Evolution of Load Balancing Strategies in JD Advertising Online Model System
This article examines the progression of load‑balancing techniques used in JD's advertising online model system, analyzing current challenges, outlining requirements, reviewing static and dynamic strategies, and presenting a multi‑objective, hierarchical approach that improves service availability, resource utilization, and overall system stability.
Load balancing is a critical topic for distributed service architectures, essential for improving resource utilization and service stability in online clusters. This paper starts from the evolution of JD advertising online model system's load‑balancing strategies and focuses on optimal compute scheduling for heterogeneous hardware clusters.
Background
Complex business systems depend heavily on distributed service clusters.
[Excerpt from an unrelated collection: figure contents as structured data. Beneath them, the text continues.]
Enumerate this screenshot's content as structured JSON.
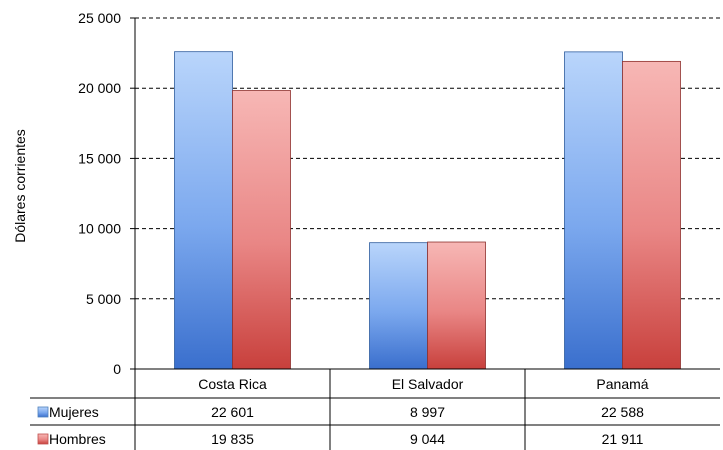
{
  "chart_data": {
    "type": "bar",
    "ylabel": "Dólares corrientes",
    "ylim": [
      0,
      25000
    ],
    "yticks": [
      0,
      5000,
      10000,
      15000,
      20000,
      25000
    ],
    "ytick_labels": [
      "0",
      "5 000",
      "10 000",
      "15 000",
      "20 000",
      "25 000"
    ],
    "grid": true,
    "legend": "table-left",
    "categories": [
      "Costa Rica",
      "El Salvador",
      "Panamá"
    ],
    "series": [
      {
        "name": "Mujeres",
        "values": [
          22601,
          8997,
          22588
        ],
        "labels": [
          "22 601",
          "8 997",
          "22 588"
        ],
        "color": "#4f81bd"
      },
      {
        "name": "Hombres",
        "values": [
          19835,
          9044,
          21911
        ],
        "labels": [
          "19 835",
          "9 044",
          "21 911"
        ],
        "color": "#c0504d"
      }
    ]
  }
}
Containerized deployment of heterogeneous nodes leads to performance imbalance.
Hardware component failure rates are unavoidable, requiring fault‑tolerant design.
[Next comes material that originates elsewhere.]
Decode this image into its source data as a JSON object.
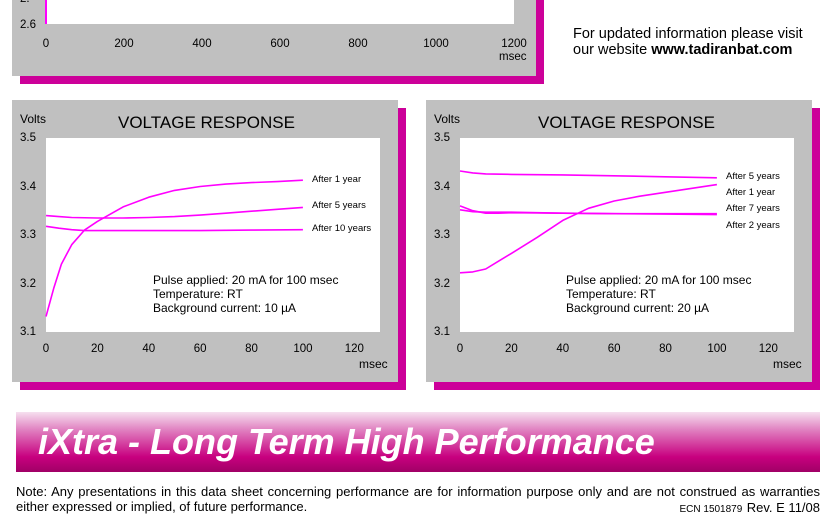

Traffic spikes during promotions demand a balance between stability and resource cost.
Problems
Load imbalance results in low overall resource utilization.
Single‑node overload can trigger cluster expansion.
Node hardware failures affect overall service availability.
Unpredictable traffic changes cause stability issues.
Requirements
Design a reasonable load‑balancing (LB) strategy to improve resource utilization and service stability, effectively handling complex, variable traffic during large promotions.
Theoretical Foundations
Load balancing can be static (pre‑determined) or dynamic (runtime measured). The goal is to map tasks to machines to minimize execution time.
Load‑Balancing Strategy Summary
Distributed Strategies : Neighbor exchange methods such as diffusion, dimension exchange (DEM), and gradient method (GM).
Centralized Strategies : A designated processor collects global load information and makes balancing decisions.
Hybrid/Hierarchical Strategies : Use hierarchical trees to perform multi‑level balancing across groups of processors.
Algorithm Levels
System‑level LB : DNS load balancing, Nginx reverse‑proxy load balancing, LVS/F5 combined with Nginx.
Application‑level LB : Ribbon (client‑side) and Dubbo (service‑side) with strategies such as random, round‑robin, least‑connections, and locality‑aware.
Evolution Steps
Step 1 – Business‑Specific Adaptation : Consistent‑hash based on user PIN to maintain cache hit rate.
Step 2 – Availability Target : Introduce real‑time node availability metrics; nodes below average availability reduce traffic share, while the whole cluster can trigger degradation protection.
Step 3 – Heterogeneous Hardware Utilization : Add CPU/GPU utilization as secondary objectives, using a two‑level feedback loop to gradually converge resource usage.
Step 4 – Unified LB Framework : Modularize LB logic to unify internal and external services, eliminating isolated compute islands.
Effect Demonstration
During the 2022 618 promotion, the model‑estimation service cluster achieved over 10% improvement in machine resource utilization. Subsequent deployments in later promotions yielded 15%–20% gains and reduced CPU load variance by half.
References
Wang G, Zhang L, Xu W. What Can We Learn from Four Years of Data Center Hardware Failures. IEEE DSN 2017.
Yang JX et al. Survey of Dynamic Load Balancing Strategies for Parallel and Distributed Computing. J. Electronics 2010.
Mirrokni V, Thorup M, Zadimoghaddam M. Consistent Hashing with Bounded Loads. 2016.